TDM 20100: Project 7 — 2023

Motivation: awk is a programming language designed for text processing. It can be a quick and efficient way to quickly parse through and process textual data. While Python and R definitely have their place in the data science world, it can be extremely satisfying to perform an operation extremely quickly using something like awk.

Context: This is the third of three projects where we introduce awk. awk is a powerful tool that can be used to perform a variety of the tasks that we’ve previously used other UNIX utilities for. After this project, we will continue to utilize all of the utilities, and bash scripts, to perform tasks in a repeatable manner.

Scope: awk, awk arrays, UNIX utilities

Learning Objectives
  • Use awk arrays to efficiently store sets of data

  • Use awk and functions to process and manipulate data.

  • Use piping and redirection within the terminal to pass around data between utilities.

Make sure to read about, and use the template found here, and the important information about projects submissions here.

Dataset(s)

  • /anvil/projects/tdm/data/iowa_liquor_sales/iowa_liquor_sales_cleaner.txt

  • /anvil/projects/tdm/data/election/escaped2020sample.txt

  • /anvil/projects/tdm/data/flights/1990.csv

In awk, arrays are associative, meaning you can store data with key-value pairs. This makes it very efficient to manage data, especially for large files. We can manage to index our data in easier ways than in other programming languages. Awk arrays are versatile and powerful tools: you can index them using strings and numbers.

Question 1 (2 pts)

Consider the dataset iowa_liquor_sales_cleaner.txt.

In Project 05’s Question 2, you were asked to find out which Store Name had the most purchases, and once you obtained the store name, you calculated the total cost from that store. Now let’s use awk associative arrays to list each of the top 10 stores' total cost of purchases (per store).

(In Project 5 we used column 19, which was the State Bottle Cost. This time, instead, let’s focus on column 22.)

For this question, please use column 22, which is the Sale (Dollars).

  1. Find the total cost of the purchases for each store. For the output, show only the top 10 stores, in terms of the total cost of the purchases. List each of these top 10 stores and the total cost of the purchases of each.

Use column 4, which is the Store Name, for the index in the associate array. Use column 22, which is the Sale (Dollars), for the values to add up. When you print your results, it would help to print mytotal[i] first, and then print i second, so that you can sort your results numerically, using sort -n.

You might want to use sort -g or sort -gr so that your numbers are sorted with the scientific notation allowed. The -g specifically tells bash that some of your numbers are in scientific notation.

Question 2 (2 pts)

Let’s look at the dataset escaped2020sample.txt.
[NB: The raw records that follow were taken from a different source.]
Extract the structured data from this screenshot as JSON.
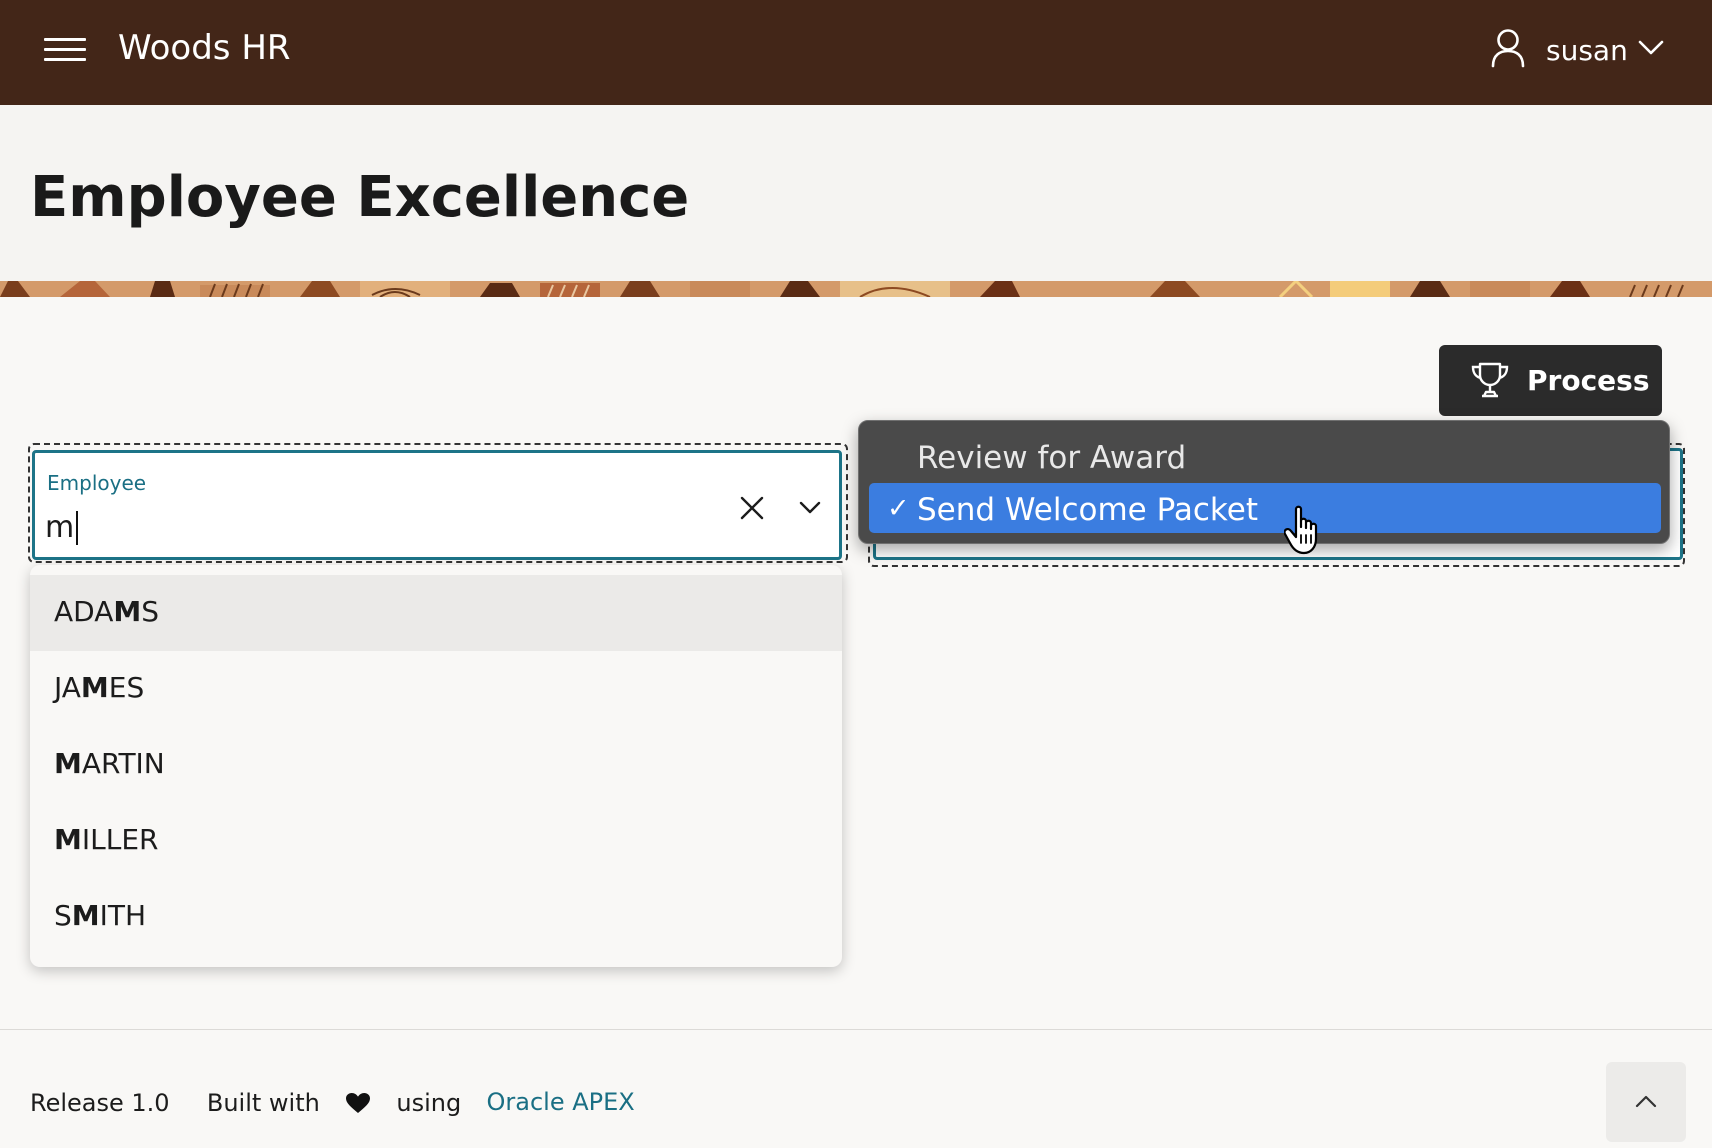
{
  "header": {
    "app_title": "Woods HR",
    "user_name": "susan",
    "menu_icon": "hamburger-menu-icon",
    "user_icon": "user-icon",
    "dropdown_icon": "chevron-down-icon",
    "background_color": "#432618"
  },
  "page": {
    "title": "Employee Excellence"
  },
  "process_button": {
    "label": "Process",
    "icon": "trophy-icon"
  },
  "employee_field": {
    "label": "Employee",
    "value": "m",
    "clear_icon": "close-icon",
    "open_icon": "chevron-down-icon",
    "accent_color": "#1d7488",
    "options": [
      {
        "pre": "ADA",
        "match": "M",
        "post": "S",
        "highlighted": true
      },
      {
        "pre": "JA",
        "match": "M",
        "post": "ES",
        "highlighted": false
      },
      {
        "pre": "",
        "match": "M",
        "post": "ARTIN",
        "highlighted": false
      },
      {
        "pre": "",
        "match": "M",
        "post": "ILLER",
        "highlighted": false
      },
      {
        "pre": "S",
        "match": "M",
        "post": "ITH",
        "highlighted": false
      }
    ]
  },
  "action_select": {
    "options": [
      {
        "label": "Review for Award",
        "selected": false
      },
      {
        "label": "Send Welcome Packet",
        "selected": true
      }
    ],
    "check_mark": "✓",
    "selected_color": "#3b7de0"
  },
  "footer": {
    "release": "Release 1.0",
    "built_with": "Built with",
    "using": "using",
    "link_text": "Oracle APEX",
    "heart_icon": "heart-icon",
    "scroll_top_icon": "chevron-up-icon"
  }
}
  1. This dataset contains the CITY(column 9), STATE (column 10), and TRANSACTION_AMT (column 15) for each donation. Please calculate the total transaction amounts for each city/state pair from this dataset (for instance, West Lafayette, IN). For your answer, list the top 10 city/state pairs with the largest total transaction amounts. Please use awk associative arrays for this question.

The values in columns 9, 10, and 15, all have double quotes on them. This will make it hard to add the values in column 15. You might want to add this short sequence into your pipeline, to remove the double quotes:

sed 's/"//g' (the "s" is for substitute and the "g" is for global, and we are removing the double quotes and replacing it with nothing!)

Compare these two lines, for instance:

cat /anvil/projects/tdm/data/election/escaped2020sample.txt | awk -F"|" '{print $9, $10, $15}' | head

versus this line:

cat /anvil/projects/tdm/data/election/escaped2020sample.txt | sed 's/"//g' | awk -F"|" '{print $9, $10, $15}' | head

I hope that helps! By removing the double quotes, you will be able to add the values in the 15th column. (If you have double quotes present, then awk will not like to add up the values in the 15th column, so you need to remove the double quotes.)

  • Since there have are some cities that share the same city names but different states, we need to combine the city and state into a city/state pair, to differentiate the locations. This is demonstrated with the year,month pair, in the fourth introductory video, at the start of the project, and is demonstrated again with the year,month,day triple near the end of the fourth video. You can do this in a similar way, using the city,state pair just like you used the year,month pair.

Question 3 (2 pts)

Now let us take a look at the dataset 1990.csv.

  1. You may have noticed that the "FlightDate" column (6th column) contains dates formatted as "1990-01-31". Please write an awk command to extract the year and month (not the day) from this column and then reformat them as (for instance) "01/1990". For your output, print each of the twelve months from 1990, and the number of flights that occur during each of those months.

You do NOT need associative arrays for this question. You just need to use cut or awk to extract the year,month pair.

Question 4 (2 pts)

  1. Use awk to create a new dataset from 1990.csv called 1990_flight_info.csv. This new file should include the following columns: the flight_month_year(MM/YYYY) just the same as you created in question 3, and also the total number of flights during that month_year. Order the results according to the number of flights in the month_year, from smallest to largest. The header of this file called 1990_flight_info.csv should look like:

columns
flight_month_year;total_number_of_flights

You do NOT need associative arrays for this question. We are just learning how to store the results of a bash pipeline into a file, using the > symbol.

Use > to redirect. You can output from the awk command to a new file with this operator. If you were to replace > by >> it would append instead of replace. In other words, if you use a single > it will first erase the output file before adding the results of the awk command to the file. If you use >>, it will append the results.

Make sure to submit the file 1990_flight_info.csv when you upload your files to Gradescope.

Project 07 Assignment Checklist

  • Jupyter notebook with your code, comments and output for questions 1 to 4

    • firstname-lastname-project07.ipynb.

  • A .sh text file with all of your bash code and comments written inside of it

    • bash code and comments used to solve questions 1 through 4

  • The output file from question 4, called: 1990_flight_info.csv

  • Submit files through Gradescope

Please make sure to double check that your submission is complete, and contains all of your code and output before submitting. If you are on a spotty internet connection, it is recommended to download your submission after submitting it to make sure what you think you submitted, was what you actually submitted.

In addition, please review our submission guidelines before submitting your project.